What is the true definitions for portable executables and object code?
You've already got the Wikipedia link to object files, here's the one to "Portable Executable".
How is it that Windows and UNIX platform covers both executables annd object code under the same file format (.COFF, .elf).
Because the ELF format (and apparently COFF too) has been designed like so. And why not? It's just the very same machine code after all, it seems quite logical to use one file format during all the compilation steps. Just like we don't like when dynamic libraries and stand-alone executables have a different format. (That's why ELF is called ELF - it's an "Executable and Linkable Format".)
Am I misinterpreting "Linkable"?
I don't know. From your question it's not clear to me what you think "linkable" is. In general, it means that it's a file that can be linked against, i. e. a library.

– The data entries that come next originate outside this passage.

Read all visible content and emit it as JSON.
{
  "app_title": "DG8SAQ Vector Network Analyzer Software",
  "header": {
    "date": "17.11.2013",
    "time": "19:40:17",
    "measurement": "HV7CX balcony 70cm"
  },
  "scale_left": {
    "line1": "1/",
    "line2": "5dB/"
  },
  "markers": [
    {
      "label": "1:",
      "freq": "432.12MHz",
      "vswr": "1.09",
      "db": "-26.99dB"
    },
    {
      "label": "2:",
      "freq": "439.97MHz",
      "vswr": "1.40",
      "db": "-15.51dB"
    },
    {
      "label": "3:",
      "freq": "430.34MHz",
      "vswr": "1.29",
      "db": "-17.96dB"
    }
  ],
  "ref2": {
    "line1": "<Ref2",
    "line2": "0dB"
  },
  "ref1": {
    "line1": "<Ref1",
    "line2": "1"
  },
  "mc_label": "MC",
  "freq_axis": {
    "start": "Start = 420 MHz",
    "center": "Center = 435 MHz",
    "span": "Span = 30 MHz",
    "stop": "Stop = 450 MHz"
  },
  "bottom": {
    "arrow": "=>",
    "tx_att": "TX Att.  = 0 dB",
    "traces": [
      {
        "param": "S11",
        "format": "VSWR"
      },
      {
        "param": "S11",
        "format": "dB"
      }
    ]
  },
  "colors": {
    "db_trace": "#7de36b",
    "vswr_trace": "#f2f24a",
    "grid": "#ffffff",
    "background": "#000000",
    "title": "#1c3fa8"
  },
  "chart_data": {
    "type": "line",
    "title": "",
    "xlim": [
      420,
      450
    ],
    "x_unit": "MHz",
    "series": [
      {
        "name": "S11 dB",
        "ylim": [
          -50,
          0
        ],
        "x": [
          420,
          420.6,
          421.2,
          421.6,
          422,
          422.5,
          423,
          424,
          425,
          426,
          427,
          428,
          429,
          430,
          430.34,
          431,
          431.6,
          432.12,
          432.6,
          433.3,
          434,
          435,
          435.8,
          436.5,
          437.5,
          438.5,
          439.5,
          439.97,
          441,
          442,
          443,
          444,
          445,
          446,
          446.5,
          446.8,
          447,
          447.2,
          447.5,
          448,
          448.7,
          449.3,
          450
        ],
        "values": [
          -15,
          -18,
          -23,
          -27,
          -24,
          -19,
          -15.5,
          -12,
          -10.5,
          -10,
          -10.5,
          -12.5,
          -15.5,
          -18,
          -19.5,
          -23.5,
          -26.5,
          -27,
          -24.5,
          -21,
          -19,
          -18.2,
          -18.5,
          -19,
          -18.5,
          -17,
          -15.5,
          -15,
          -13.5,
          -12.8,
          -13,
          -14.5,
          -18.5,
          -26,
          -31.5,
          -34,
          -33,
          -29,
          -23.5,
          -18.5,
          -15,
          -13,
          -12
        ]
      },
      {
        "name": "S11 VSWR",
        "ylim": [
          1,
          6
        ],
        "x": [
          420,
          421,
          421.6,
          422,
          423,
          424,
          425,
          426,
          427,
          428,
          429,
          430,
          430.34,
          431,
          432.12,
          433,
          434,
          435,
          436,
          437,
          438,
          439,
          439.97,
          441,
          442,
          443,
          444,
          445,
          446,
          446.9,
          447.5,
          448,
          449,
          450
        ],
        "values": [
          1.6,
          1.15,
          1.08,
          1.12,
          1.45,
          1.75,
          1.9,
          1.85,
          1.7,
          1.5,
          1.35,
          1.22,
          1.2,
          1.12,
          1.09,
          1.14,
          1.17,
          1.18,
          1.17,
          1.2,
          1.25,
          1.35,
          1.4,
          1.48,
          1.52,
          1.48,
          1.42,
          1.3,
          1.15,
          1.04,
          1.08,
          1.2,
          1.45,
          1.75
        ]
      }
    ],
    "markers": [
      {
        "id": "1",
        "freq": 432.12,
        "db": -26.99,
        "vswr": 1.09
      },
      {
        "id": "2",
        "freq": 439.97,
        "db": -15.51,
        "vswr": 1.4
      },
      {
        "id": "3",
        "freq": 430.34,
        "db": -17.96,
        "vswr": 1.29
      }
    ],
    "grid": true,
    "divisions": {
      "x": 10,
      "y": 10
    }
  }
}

Based on question 1. (and perhaps 2) do I need to use symbol tables (e.g. .LUM or .MAP files) with object code then? Symbols as in debug symbols and using them when re-hosting the object files on a different machine.
I think this one is not related to the executable format used. If you want to debug, you have to generate debugging information no matter what. But if you don't need to debug, then you're free to omit them of course.